Abstract

ABSTRACT Cotton plants were grown in CO 2 ‐controlled growth chambers in atmospheres of either 35 or 65 Pa CO 2 . A widely accepted model of C 3 leaf photosynthesis was parameterized for leaves from both CO 2 treatments using non‐linear least squares regression techniques, but in order to achieve reasonable fits, it was necessary to include a phosphate limitation resulting from inadequate triose phosphate utilization. Despite the accumulation of large amounts of starch (>50 g m −2 ) in the high CO 2 plants, the photosynthetic characteristics of leaves in both treatments were similar, although the maximum rate of Rubisco activity (Vc max ), estimated from A versus C i response curves measured at 29°C, was ∼10% lower in leaves from plants grown in high CO 2 . The relationship between key model parameters and total leaf N was linear, the only difference between CO 2 treatments being a slight reduction in the slope of the line relating Vc max to leaf N in plants grown at high CO 2 . Stomatal conductance of leaves of plants grown and measured at 65 Pa CO 2 was approximately 32% lower than that of plants grown and measured at 35 Pa.

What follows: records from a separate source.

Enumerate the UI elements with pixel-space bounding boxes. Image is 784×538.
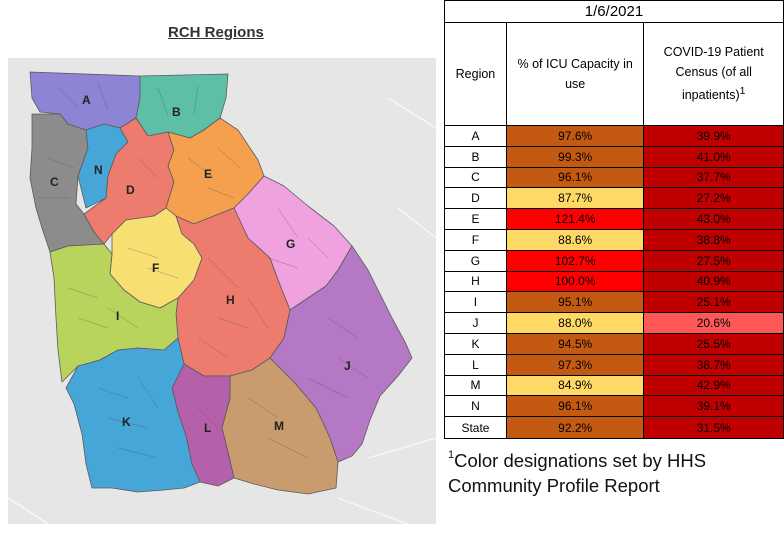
region-label-A: A xyxy=(82,93,91,107)
row-region: M xyxy=(444,374,507,397)
row-census-value: 42.9% xyxy=(643,374,784,397)
table-row: K 94.5% 25.5% xyxy=(444,332,784,355)
region-label-E: E xyxy=(204,167,212,181)
region-label-J: J xyxy=(344,359,351,373)
region-label-F: F xyxy=(152,261,159,275)
region-label-L: L xyxy=(204,421,211,435)
row-census-value: 41.0% xyxy=(643,145,784,168)
row-census-value: 38.8% xyxy=(643,228,784,251)
row-icu-value: 94.5% xyxy=(505,332,645,355)
region-label-M: M xyxy=(274,419,284,433)
table-date: 1/6/2021 xyxy=(444,0,784,23)
row-census-value: 37.7% xyxy=(643,166,784,189)
row-icu-value: 87.7% xyxy=(505,187,645,210)
row-icu-value: 84.9% xyxy=(505,374,645,397)
header-icu-capacity: % of ICU Capacity in use xyxy=(505,22,645,126)
row-census-value: 27.2% xyxy=(643,187,784,210)
region-label-G: G xyxy=(286,237,295,251)
row-region: H xyxy=(444,270,507,293)
row-region: C xyxy=(444,166,507,189)
row-region: B xyxy=(444,145,507,168)
region-label-D: D xyxy=(126,183,135,197)
state-label: State xyxy=(444,416,507,440)
region-J xyxy=(269,245,413,463)
table-body: A 97.6% 39.9% B 99.3% 41.0% C 96.1% 37.7% D 87.7% 2… xyxy=(444,125,784,418)
table-row: I 95.1% 25.1% xyxy=(444,291,784,314)
state-icu-value: 92.2% xyxy=(505,416,645,440)
region-K xyxy=(65,337,201,493)
map-title: RCH Regions xyxy=(168,24,264,41)
table-row: L 97.3% 38.7% xyxy=(444,353,784,376)
table-row: C 96.1% 37.7% xyxy=(444,166,784,189)
row-census-value: 20.6% xyxy=(643,312,784,334)
header-row: Region % of ICU Capacity in use COVID-19… xyxy=(444,22,784,126)
row-icu-value: 96.1% xyxy=(505,395,645,418)
row-census-value: 43.0% xyxy=(643,208,784,230)
table-row: E 121.4% 43.0% xyxy=(444,208,784,230)
georgia-region-map-svg: A B C N D E G F H I J K L M xyxy=(8,71,436,524)
row-region: D xyxy=(444,187,507,210)
table-row: M 84.9% 42.9% xyxy=(444,374,784,397)
row-region: J xyxy=(444,312,507,334)
footnote-sup: 1 xyxy=(448,449,455,461)
state-row: State 92.2% 31.5% xyxy=(444,416,784,440)
row-region: F xyxy=(444,228,507,251)
row-icu-value: 97.3% xyxy=(505,353,645,376)
row-region: E xyxy=(444,208,507,230)
row-census-value: 40.9% xyxy=(643,270,784,293)
header-patient-census: COVID-19 Patient Census (of all inpatien… xyxy=(643,22,784,126)
region-label-I: I xyxy=(116,309,119,323)
header-census-text: COVID-19 Patient Census (of all inpatien… xyxy=(663,45,764,103)
region-label-N: N xyxy=(94,163,103,177)
row-icu-value: 88.0% xyxy=(505,312,645,334)
table-row: F 88.6% 38.8% xyxy=(444,228,784,251)
table-row: A 97.6% 39.9% xyxy=(444,125,784,147)
row-icu-value: 97.6% xyxy=(505,125,645,147)
row-icu-value: 95.1% xyxy=(505,291,645,314)
table-row: G 102.7% 27.5% xyxy=(444,249,784,272)
icu-capacity-table: 1/6/2021 Region % of ICU Capacity in use… xyxy=(444,0,784,440)
header-census-sup: 1 xyxy=(739,86,746,98)
region-label-C: C xyxy=(50,175,59,189)
row-icu-value: 88.6% xyxy=(505,228,645,251)
table-row: B 99.3% 41.0% xyxy=(444,145,784,168)
region-label-H: H xyxy=(226,293,235,307)
row-icu-value: 121.4% xyxy=(505,208,645,230)
row-icu-value: 102.7% xyxy=(505,249,645,272)
region-label-K: K xyxy=(122,415,131,429)
date-row: 1/6/2021 xyxy=(444,0,784,23)
table-row: D 87.7% 27.2% xyxy=(444,187,784,210)
region-label-B: B xyxy=(172,105,181,119)
row-region: G xyxy=(444,249,507,272)
table-row: N 96.1% 39.1% xyxy=(444,395,784,418)
row-region: L xyxy=(444,353,507,376)
row-census-value: 39.9% xyxy=(643,125,784,147)
footnote: 1Color designations set by HHS Community… xyxy=(448,448,748,498)
table-row: J 88.0% 20.6% xyxy=(444,312,784,334)
row-census-value: 39.1% xyxy=(643,395,784,418)
row-census-value: 38.7% xyxy=(643,353,784,376)
header-region: Region xyxy=(444,22,507,126)
row-region: A xyxy=(444,125,507,147)
row-icu-value: 100.0% xyxy=(505,270,645,293)
row-census-value: 25.1% xyxy=(643,291,784,314)
region-map: A B C N D E G F H I J K L M xyxy=(8,58,436,524)
row-region: N xyxy=(444,395,507,418)
row-region: K xyxy=(444,332,507,355)
footnote-text: Color designations set by HHS Community … xyxy=(448,450,707,496)
row-census-value: 25.5% xyxy=(643,332,784,355)
row-icu-value: 99.3% xyxy=(505,145,645,168)
row-region: I xyxy=(444,291,507,314)
row-census-value: 27.5% xyxy=(643,249,784,272)
row-icu-value: 96.1% xyxy=(505,166,645,189)
state-census-value: 31.5% xyxy=(643,416,784,440)
table-row: H 100.0% 40.9% xyxy=(444,270,784,293)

Because photosynthetic capacity of leaves grown in high CO 2 was only slightly less than that of leaves grown in 35 Pa CO 2 , net photosynthesis measured at the growth CO 2 , light and temperature conditions was approximately 25% greater in leaves of plants grown in high CO 2 , despite the reduction in leaf conductance. Greater assimilation rate was one factor allowing plants grown in high CO 2 to incorporate 30% more biomass during the first 36 d of growth.